The regulation improves the quality and independence of vehicle type-approval and testing, increases checks of cars already on the EU market and strengthens the overall system with greater European oversight.
Thierry Breton, Commissioner for Internal Market said: “Europeans rightly expect to drive the cleanest and safest cars. That presupposes the strictest controls of cars placed on the market and circulating on our roads. It also requires real enforcement and oversight at European level: that is why from now on the Commission will be able to carry out checks on cars, trigger EU-wide recalls, and impose fines of up to €30,000 per car when the law is broken. These reforms complement our work on cleaner and safer mobility, which in the challenging context of the crisis require even more future-oriented investments in infrastructure and innovation. Our efforts to restore consumer confidence, strengthen the single market and support the long-term viability and global competitiveness of Europe's car industry go hand in hand.”
The key elements of the new EU rules are
- Independence and quality of testing before a car is placed on the market: Technical services performing testing and inspections of new car models will be independently audited on the basis of stringent criteria to obtain and keep their designation by EU countries. National type approval authorities are now subject to peer reviews to ensure that the relevant rules are implemented and enforced rigorously across the EU.
- Checks on cars already on the market: The new framework also improves checks on the vehicles that are already circulating on the market and for sale at the dealerships. From now on, EU countries are required to regularly test a minimum number of cars and are now able to take safeguard measures against non-compliant vehicles on their territory without waiting for the authority that issued the type approval to take action.
- European oversight: In addition, the Commission is now able to carry out compliance and conformity checks on vehicles in laboratories or on the road. In cases where manufacturers are in breach of type-approval legislation (e.g. defeat devices or fake declarations), the Commission can order EU-wide recalls and impose sanctions on those manufacturers of up to € 30,000 per car. Until today, only national authorities that type approved the car could impose such measures.
Since the adoption of the regulation in 2018, car manufacturers, type approval agencies and other stakeholders have been working continuously to implement the new rules and adapt to the stricter requirements.
The Commission has provided additional resources for the Joint Research Centre (JRC) to take up this new role in market surveillance, funding necessary extra staff, operational costs and the construction of two new laboratories. The JRC avails of two new state-of-the-art laboratories to conduct checks.

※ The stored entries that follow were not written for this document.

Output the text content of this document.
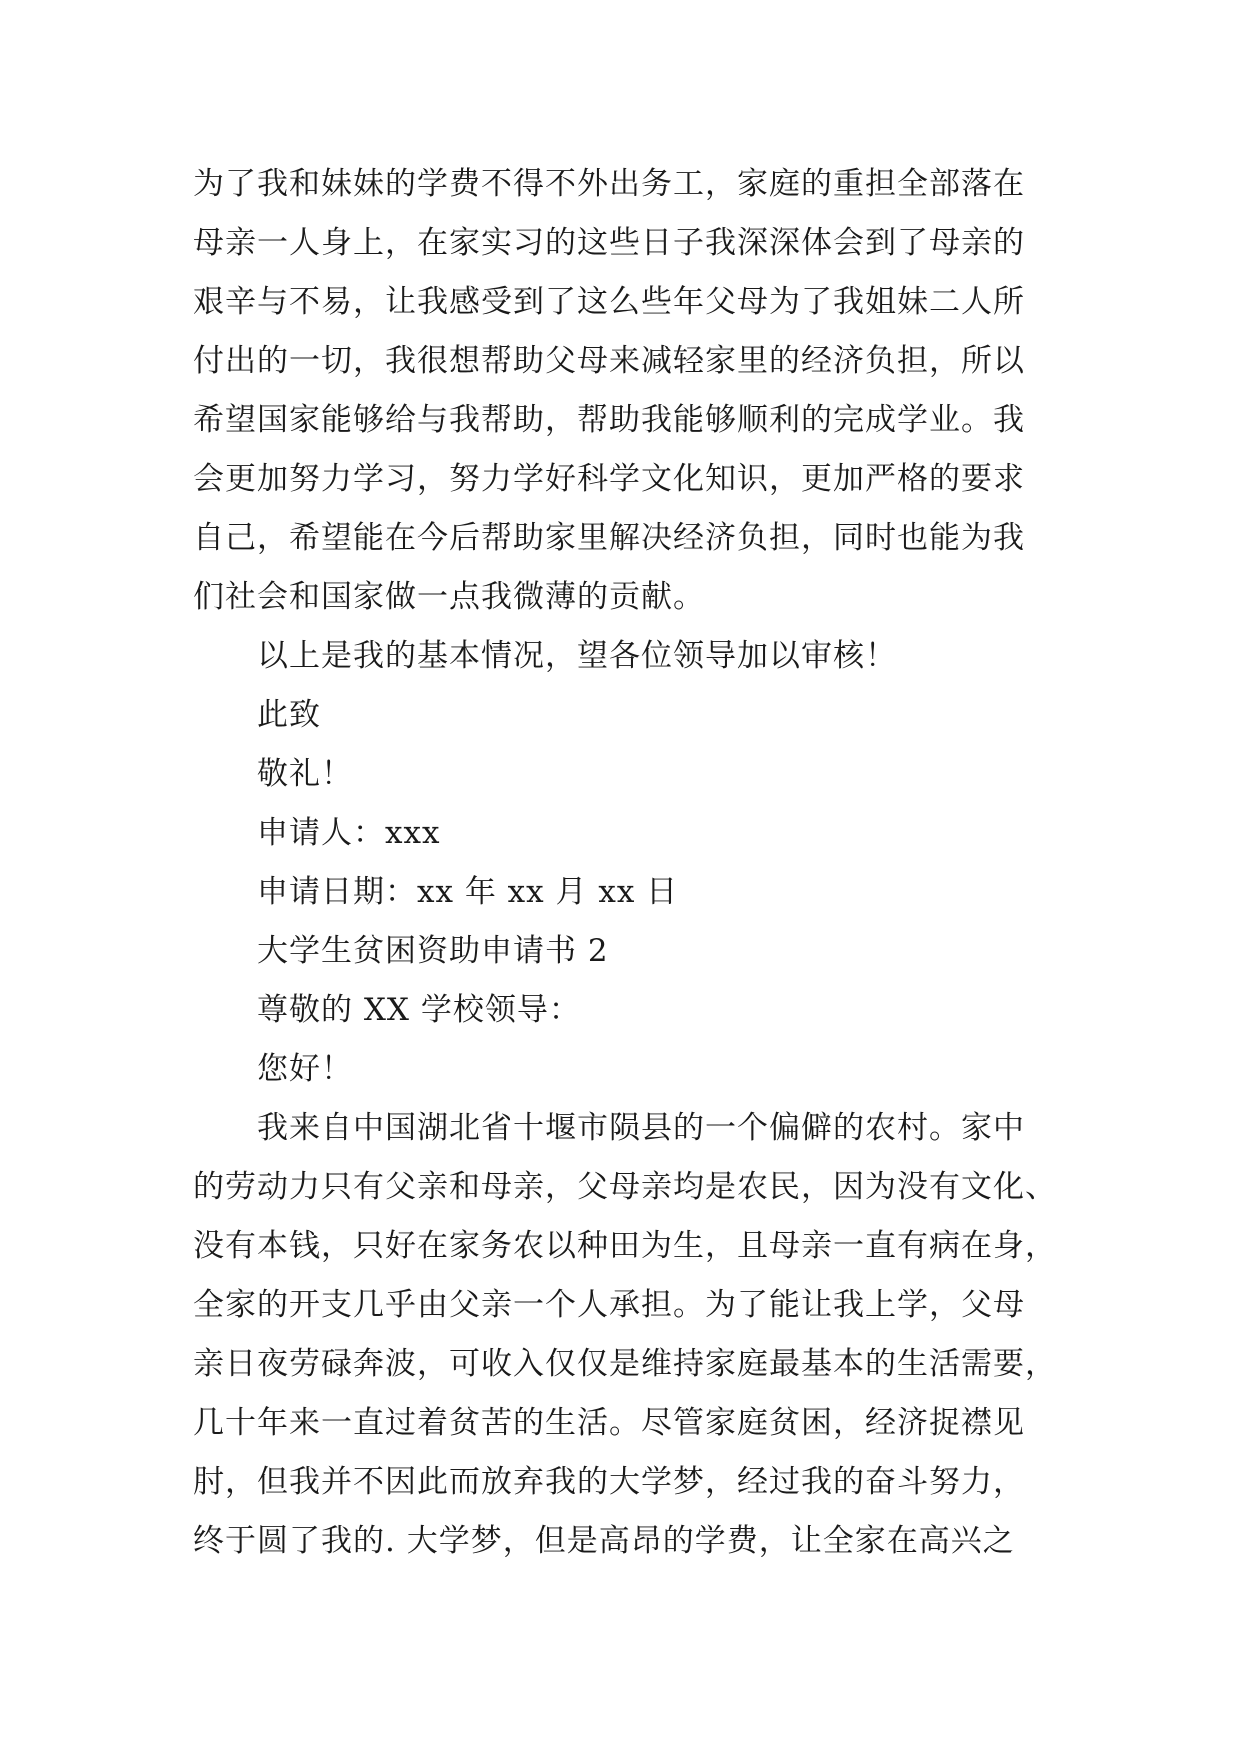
为了我和妹妹的学费不得不外出务工，家庭的重担全部落在
母亲一人身上，在家实习的这些日子我深深体会到了母亲的
艰辛与不易，让我感受到了这么些年父母为了我姐妹二人所
付出的一切，我很想帮助父母来减轻家里的经济负担，所以
希望国家能够给与我帮助，帮助我能够顺利的完成学业。我
会更加努力学习，努力学好科学文化知识，更加严格的要求
自己，希望能在今后帮助家里解决经济负担，同时也能为我
们社会和国家做一点我微薄的贡献。
以上是我的基本情况，望各位领导加以审核！
此致
敬礼！
申请人：xxx
申请日期：xx 年 xx 月 xx 日
大学生贫困资助申请书 2
尊敬的 XX 学校领导：
您好！
我来自中国湖北省十堰市陨县的一个偏僻的农村。家中
的劳动力只有父亲和母亲，父母亲均是农民，因为没有文化、
没有本钱，只好在家务农以种田为生，且母亲一直有病在身，
全家的开支几乎由父亲一个人承担。为了能让我上学，父母
亲日夜劳碌奔波，可收入仅仅是维持家庭最基本的生活需要，
几十年来一直过着贫苦的生活。尽管家庭贫困，经济捉襟见
肘，但我并不因此而放弃我的大学梦，经过我的奋斗努力，
终于圆了我的. 大学梦，但是高昂的学费，让全家在高兴之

Type approval is the process for certifying that a vehicle meets all requirements to be placed on the market and for rigorous checking of manufacturers' ongoing compliance with EU law, including emissions limits as laid out in separate regulation.
The new type approval rules were proposed by the Commission in 2016 in the wake of the Dieselgate scandal and adopted by the European Parliament and the Council in 2018.
This reform is part of the Commission's wider work for a clean, sustainable and competitive car sector as laid down in the Commission Communication 'Europe on the Move'. Commission initiatives include air quality and CO2 standards, the improvement of emission testing for cars or the support for alternative fuels and battery production and defending the competitiveness of European industry.